Exactly this. With VLAN tagging you can plug that single 2.5Gb connection into a 48-port managed switch and effectively have up to 47 different NICs if that's what floats your boat. They'd all share the 2.5Gb but that's still more than a lot of small networks need.

[-] avidamoeba@lemmy.ca 1 points 2 weeks ago

In a shared 2.5Gb scenario as you describe, would fully pegged upload/download be 1.25Gb each? Could it do 2.5Gb in both directions simultaneously? Assuming no compute bottlenecks.

[-] rmuk@feddit.uk 2 points 2 weeks ago

It's full duplex so it's 2.5Gb each way simultaneosly. Most NICs support half-duplex but I don't know of any good reason to use that. I used to have a BananaPi based router that could comfortably saturate it's gigiabit interface. I assume there's some kind of offloading going on.

[-] TK420@lemmy.world 33 points 2 weeks ago

It’s a router, not a switch.

[-] Mad_Punda@feddit.org 13 points 2 weeks ago* (last edited 2 weeks ago)

Well the router I use today has 4 ports (and a built in modem for that matter, but I don’t use that).
I understand I can use a switch, but that means I’ll have to buy a switch in addition to this to replace my router.

[-] Draghetta@lemmy.world 44 points 2 weeks ago

Which is not a bad thing, it’s more unix if you will.
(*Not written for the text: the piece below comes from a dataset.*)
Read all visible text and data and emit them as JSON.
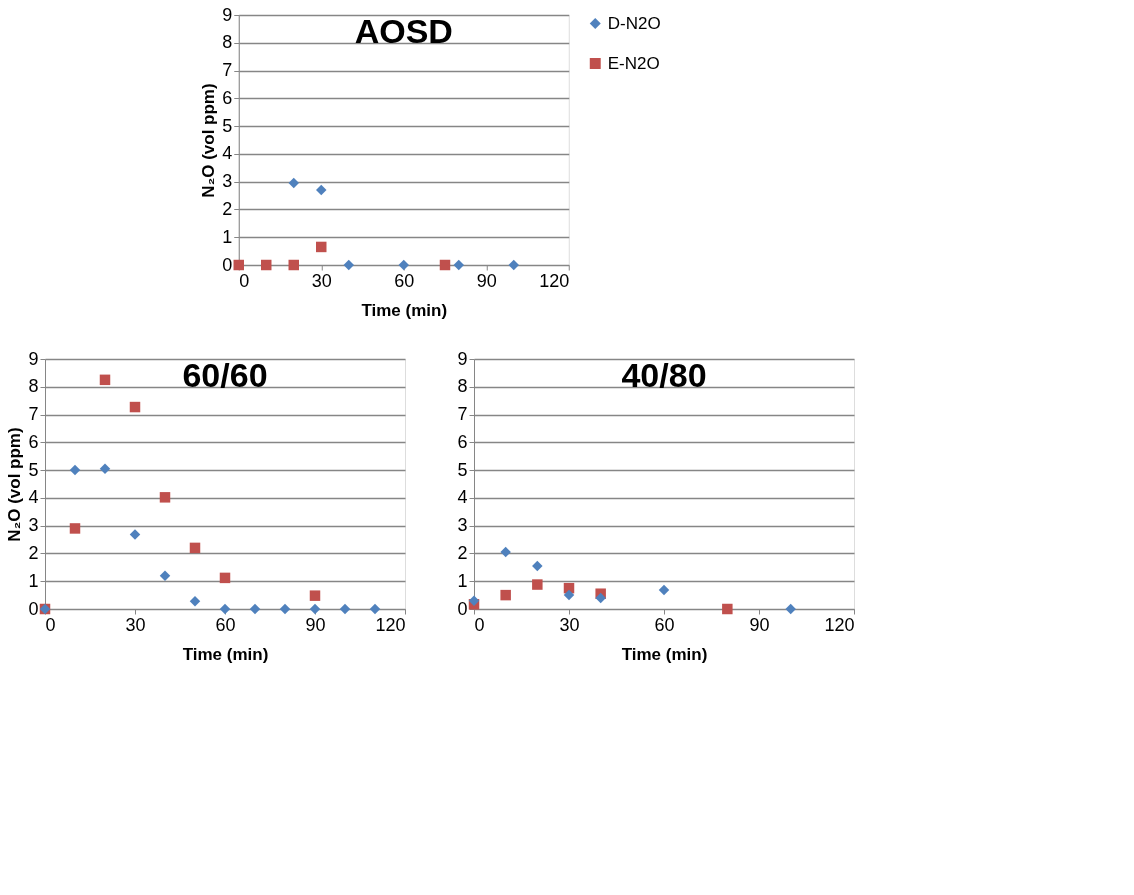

Router is a router, switch is a switch.

You provide your own switch and you choose the features: port count, port speed, vlan, etc — or get a 10€ switch if you don’t care. When a port breaks you replace the switch alone.

Multifunction tools are generally a tradeoff where you buy immediate convenience and pay with more ewaste and more money in the long run.

[-] Mad_Punda@feddit.org 12 points 2 weeks ago
[-] rmuk@feddit.uk 5 points 2 weeks ago

I also wanted to chime in with the perennial point that while this device is a pure expression of the OpenWrt project, they also support hundreds of other devices including, amazingly, a number of large switches, so if you wanted to ditch the separate route appliance altogether you could get all the features with only switch hardware.

[-] randombullet@programming.dev 18 points 2 weeks ago

The audience of this router most likely already has a standalone switch within their network.

[-] Mad_Punda@feddit.org 4 points 2 weeks ago

I have 3 but they’re not close to the router. (What I’m saying is: I’m likely target audience, but I don’t have an additional switch nearby, since so far any router I had also had a built in switch.)

But yeah, I get it. Modularity makes sense for repairability.